Da qui nasce l'idea di una intervista cronologicamente impossibile ma
fattibile con quell'Enrico Fermi che scaturisce dagli scritti di allievi e
parenti.
- "Professore, Lei è sempre stato riconosciuto come un ragazzo prodigio, con
potenzialità intellettive eccezionali ma come è riuscito a diventare un
genio - scienziato?"
- "Tante persone, avvenimenti, occasioni hanno concorso, ma penso che la
spinta vitale sia stato un aspetto del mio carattere: "la curiosità", porsi
sempre delle domande e cercare tenacemente le risposte anche se queste sono
oltre i confini del "conosciuto", oltre quindi alle colonne d'Ercole.
Forse è questa la caratteristica fondamentale che deve avere lo scienziato,
insieme alla capacità di confrontarsi dialetticamente con gli altri.
Purtroppo temo che questo modo di pensare e di essere sia lontano dallo stile
di vita dei giovani, che, per paura del rischio e della delusione o della
fatica, tendono ad essere a volte troppo rinunciatari."

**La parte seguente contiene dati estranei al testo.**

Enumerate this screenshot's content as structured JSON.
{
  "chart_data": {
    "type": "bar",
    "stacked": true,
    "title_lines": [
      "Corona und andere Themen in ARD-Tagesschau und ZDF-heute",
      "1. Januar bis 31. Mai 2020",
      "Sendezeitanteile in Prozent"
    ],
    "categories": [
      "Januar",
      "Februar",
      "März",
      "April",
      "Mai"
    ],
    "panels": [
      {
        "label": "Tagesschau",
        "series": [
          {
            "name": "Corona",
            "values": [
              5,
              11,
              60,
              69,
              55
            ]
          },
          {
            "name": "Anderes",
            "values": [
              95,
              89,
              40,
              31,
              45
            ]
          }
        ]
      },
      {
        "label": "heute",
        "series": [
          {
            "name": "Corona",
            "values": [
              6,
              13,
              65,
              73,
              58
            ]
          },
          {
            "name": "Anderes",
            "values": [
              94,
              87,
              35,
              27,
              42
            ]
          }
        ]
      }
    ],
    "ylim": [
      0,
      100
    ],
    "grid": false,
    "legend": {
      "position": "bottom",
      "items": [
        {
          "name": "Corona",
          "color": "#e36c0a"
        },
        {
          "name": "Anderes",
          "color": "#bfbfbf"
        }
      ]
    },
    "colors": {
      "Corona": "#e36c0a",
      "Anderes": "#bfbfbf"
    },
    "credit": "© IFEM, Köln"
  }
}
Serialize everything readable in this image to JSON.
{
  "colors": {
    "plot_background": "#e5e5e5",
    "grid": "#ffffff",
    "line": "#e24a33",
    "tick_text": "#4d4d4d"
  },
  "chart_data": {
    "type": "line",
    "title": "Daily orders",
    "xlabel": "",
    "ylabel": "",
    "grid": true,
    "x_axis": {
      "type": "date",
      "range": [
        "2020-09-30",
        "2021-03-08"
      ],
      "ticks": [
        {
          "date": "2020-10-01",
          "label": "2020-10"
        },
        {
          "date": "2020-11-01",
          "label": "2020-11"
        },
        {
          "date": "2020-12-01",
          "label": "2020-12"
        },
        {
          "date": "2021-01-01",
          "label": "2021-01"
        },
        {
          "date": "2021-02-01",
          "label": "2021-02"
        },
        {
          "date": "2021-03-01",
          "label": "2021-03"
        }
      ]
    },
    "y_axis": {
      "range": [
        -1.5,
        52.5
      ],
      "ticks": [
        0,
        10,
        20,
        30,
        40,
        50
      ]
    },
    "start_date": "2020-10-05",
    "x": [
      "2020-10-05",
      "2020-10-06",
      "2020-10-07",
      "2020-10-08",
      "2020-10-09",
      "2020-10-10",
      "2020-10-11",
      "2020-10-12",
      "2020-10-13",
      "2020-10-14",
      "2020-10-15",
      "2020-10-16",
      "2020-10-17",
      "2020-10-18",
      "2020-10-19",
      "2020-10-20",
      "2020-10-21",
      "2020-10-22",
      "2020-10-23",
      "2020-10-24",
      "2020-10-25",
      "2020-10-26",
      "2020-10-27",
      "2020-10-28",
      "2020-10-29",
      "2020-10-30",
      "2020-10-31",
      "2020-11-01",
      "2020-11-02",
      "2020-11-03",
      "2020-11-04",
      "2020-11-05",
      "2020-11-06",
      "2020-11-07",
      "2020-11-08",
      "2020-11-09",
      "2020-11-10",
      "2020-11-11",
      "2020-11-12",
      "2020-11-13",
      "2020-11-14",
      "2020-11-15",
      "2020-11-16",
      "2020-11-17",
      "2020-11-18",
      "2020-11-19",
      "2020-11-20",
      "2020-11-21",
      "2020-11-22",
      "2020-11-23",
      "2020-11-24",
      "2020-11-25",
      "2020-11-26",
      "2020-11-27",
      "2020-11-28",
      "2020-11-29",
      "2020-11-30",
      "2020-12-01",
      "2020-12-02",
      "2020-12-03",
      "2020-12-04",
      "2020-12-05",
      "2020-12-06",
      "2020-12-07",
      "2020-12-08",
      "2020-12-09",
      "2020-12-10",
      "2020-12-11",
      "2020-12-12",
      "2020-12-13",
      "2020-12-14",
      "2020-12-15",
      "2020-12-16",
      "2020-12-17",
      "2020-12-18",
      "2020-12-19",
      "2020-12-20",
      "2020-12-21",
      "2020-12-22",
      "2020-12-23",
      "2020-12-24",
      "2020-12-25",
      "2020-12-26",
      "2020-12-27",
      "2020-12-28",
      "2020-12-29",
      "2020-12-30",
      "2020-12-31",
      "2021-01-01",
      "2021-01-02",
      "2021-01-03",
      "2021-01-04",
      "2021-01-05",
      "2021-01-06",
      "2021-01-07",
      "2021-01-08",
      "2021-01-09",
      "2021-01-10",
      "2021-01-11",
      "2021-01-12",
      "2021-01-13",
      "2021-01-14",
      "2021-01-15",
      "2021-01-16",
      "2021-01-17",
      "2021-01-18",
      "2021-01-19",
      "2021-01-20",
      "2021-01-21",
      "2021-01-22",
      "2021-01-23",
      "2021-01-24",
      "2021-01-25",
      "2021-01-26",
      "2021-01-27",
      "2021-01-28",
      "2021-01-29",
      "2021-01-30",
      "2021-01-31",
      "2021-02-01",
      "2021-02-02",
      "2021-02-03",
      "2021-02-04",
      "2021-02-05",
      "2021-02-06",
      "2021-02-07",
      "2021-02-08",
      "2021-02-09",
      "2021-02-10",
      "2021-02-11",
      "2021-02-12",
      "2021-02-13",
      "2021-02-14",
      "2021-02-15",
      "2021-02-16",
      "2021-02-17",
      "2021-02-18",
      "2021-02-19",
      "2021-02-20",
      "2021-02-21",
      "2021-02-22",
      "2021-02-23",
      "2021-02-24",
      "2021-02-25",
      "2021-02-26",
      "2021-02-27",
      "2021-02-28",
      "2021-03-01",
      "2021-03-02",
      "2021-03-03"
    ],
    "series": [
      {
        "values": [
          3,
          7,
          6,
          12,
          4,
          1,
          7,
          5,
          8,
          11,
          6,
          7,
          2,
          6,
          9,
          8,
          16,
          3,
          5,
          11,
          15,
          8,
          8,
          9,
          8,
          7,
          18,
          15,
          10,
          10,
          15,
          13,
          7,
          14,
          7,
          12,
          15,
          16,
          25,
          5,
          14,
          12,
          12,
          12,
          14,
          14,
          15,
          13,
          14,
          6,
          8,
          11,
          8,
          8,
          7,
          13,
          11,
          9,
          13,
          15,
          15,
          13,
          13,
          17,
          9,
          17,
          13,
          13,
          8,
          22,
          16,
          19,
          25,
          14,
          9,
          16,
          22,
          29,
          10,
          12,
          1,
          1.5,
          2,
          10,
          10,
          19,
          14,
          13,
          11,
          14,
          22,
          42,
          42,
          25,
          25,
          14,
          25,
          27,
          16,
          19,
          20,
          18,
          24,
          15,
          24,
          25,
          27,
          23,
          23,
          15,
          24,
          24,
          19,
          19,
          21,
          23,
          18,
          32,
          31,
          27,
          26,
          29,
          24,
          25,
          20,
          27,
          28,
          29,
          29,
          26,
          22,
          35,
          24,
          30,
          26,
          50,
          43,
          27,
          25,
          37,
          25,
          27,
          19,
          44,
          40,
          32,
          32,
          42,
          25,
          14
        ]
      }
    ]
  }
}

- "A questo proposito, Professore, quale messaggio può trasmettere ai
giovani adolescenti?"
- "Per il mio carattere schivo, ho sempre evitato discorsi o proclami e mai
sono ricorso a prediche, ma ho preferito sempre suscitare entusiasmo con i
fatti e con l'esempio.
Quando ebbi la cattedra di fisica teorica a Roma nel 1926, mi resi conto
della necessità di introdurre forze nuove che potessero sviluppare le nuove
idee della fisica, cioè occorreva creare una "scuola" nel senso completo del
termine, e ciò avvenne quando, superate notevoli difficoltà, riuscii a
trasformare il vecchio Istituto di fisica di via Panisperna in una fucina di
esperimenti, di confronti di idee: un gruppo di amici più che allievi e
maestro, assorbiti dallo stesso sogno: la fisica."
- "Entusiasmo, anche questa è una parola che spesso è estranea al nostro
percorso scolastico, perché, Professore?"
- "Ho ancora vivo il senso di appagamento che provai a 14 anni, quando
in una bancarella di libri usati, a Campo dei Fiori a Roma, trovai due tomi
di un vecchio libro: "Elementorum Physicae Mathematicae volumen primum" di
padre Caraffa datato 1840... Mi si apriva un mondo di conoscenza, mi si
offriva uno strumento con cui avrei potuto trovare le risposte alle mie
continue domande.
Era da poco morto Giulio, mio fratello, amico e confidente e lo studio
rappresentò non solo una consolazione ma anche una grande fonte di "gioia".
Lo stesso senso di appagamento lo provai nell'estate del 1924, quando,
sdraiato sui prati delle Dolomiti elaboravo le mie idee scientifiche,
soprattutto la teoria dell'urto di atomi con particelle cariche.
Pur essendo riservato di carattere, avevo piacere di condividere questi
entusiasmi con chi era in grado di apprezzarli: da qui le lunghe conversazioni
con l'Ing. Amidei, grande amico di mio padre e mio 'istigatore' per
l'iscrizione alla Normale di Pisa, le chiacchierate con Kroning e Ugo Amaldi
durante le passeggiate in Val Gardena e i seminari improvvisati che tenevo
per i miei allievi nel mio studio in Via Panisperna.
Questi stati d'animo si provano quando c'è passione e forse ai ragazzi manca
questo: credere che valga comunque la pena di vivere la grande avventura
della conoscenza, che come tutte le avventure comporta rischi ma anche
vittorie."
Svanisce così e ora possiamo cominciare il nostro lavoro, forse con
maggiore... diciamo pure entusiasmo.